L’impact de l’âge sur la fonction sexuelle et sur les DSF étudié dans la revue de la littérature par Hayes et Dennerstein montre qu’il existe avec l’âge chez la femme une baisse de la fonction sexuelle, spécifiquement au niveau du désir, de l’intérêt sexuel et de la fréquence de l’orgasme. Le niveau de détresse lié à ces difficultés reste quant à lui stable avec l’âge. Globalement, si l’on s’en tient à l’activité sexuelle, il semble que 75 % des femmes de 40 à 69 ans se déclarent sexuellement actives, dont deux tiers se disent satisfaites, ce qui correspond aux même taux que les plus jeunes femmes.

IMPORTANCE DE L’ACTIVITÉ SEXUELLE JUSQUE TARD DANS LA VIE


Dans l’enquête de Laumann réaliséesur 26 000 personnes entre 40 et 80 ans dans 29 pays, 79 % des hommes et 65 % des femmes de 60 à 69 ans estiment que la sexualité reste importante pour eux, et c’est toujours important pour 64 % des hommes et 37 % des femmes de 70 à 79 ans.
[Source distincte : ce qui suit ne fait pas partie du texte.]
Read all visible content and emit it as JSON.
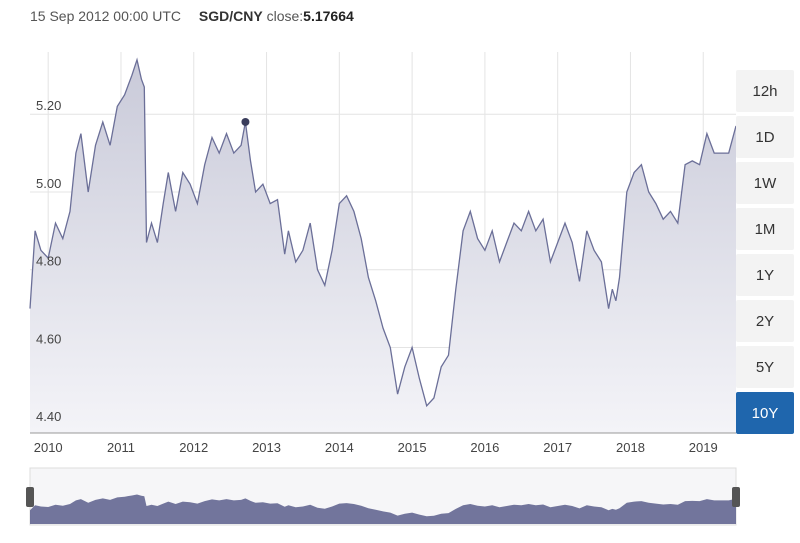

La même enquête confirme la fréquence toujours importante des rapports sexuels à cet âge. 70 % des hommes et 64 % des femmes pensent que la capacité sexuelle diminue avec l’âge, mais lorsque les auteurs les interrogent sur l’âge auquel cela se produit, les réponses sont les suivantes: les 40-49 disent entre 60 et 69 ans, les 50-59 à partir de 70 ans et les 60-69 à partir de 75 ans… donc toujours pour la décennie suivante !

IMPORTANCE DE L’ÉTAT DE SANTÉ GLOBAL ET DU PARTENAIRE DANS LA LONGÉVITÉ DE L’ACTIVITÉ SEXUELLE


Si l’espérance de vie est de 85 ans pour les femmes en France, il faut modérer l’enthousiasme par l’âge moyen d’espérance de vie sans invalidité qui est chez nous de 63 ans pour les femmes et 62 ans pour les hommes. Une enquête récente sur 3 005 hommes et femmes aux USA montre que 73 % des 57-64 ans, 53 % des 65- 74 et 26 % des 75-85 ans ont une activité sexuelle, le facteur déterminant étant la présence de problèmes de santé, une des raisons les plus fréquentes d’inactivité sexuelle pour lesfemmes de cette étude étant un problème de santé masculin (64 %) ou un manque d’intérêt sexuel (51 %). Ce qui corrobore les conclusions déjà anciennes de Pfeiffer et al. qui montraient que l’arrêt de la sexualité qui se situait à 60 ans pour les femmes et 68 ans pour les hommes était imputable au conjoint et non à l’épouse.

LONGÉVITÉ NOUVELLE DE LA VIE SEXUELLE ET IMPACT DU STATUT CONJUGAL


Quand même, force est de constater, comme l’a montré récemment Beckman et al. dans une population de 1 506 adultes (946 femmes et 560 hommes) suivie entre 1971 et 2001, que les choses changent : les septuagénaires de 2000 sont 54 % à avoir eu une activité sexuelle dans l’année écoulée, ils n’étaient que 30 % en 1971; chez les femmes mariées, le taux est passé de 38 % à 56 %, chez les femmes célibataires de 1 % à 12 %. On note par ailleurs une proportion
de divorces et de nouveaux couples  qui augmente avec une proportion de satisfaction sexuelle qui s’avère élevée.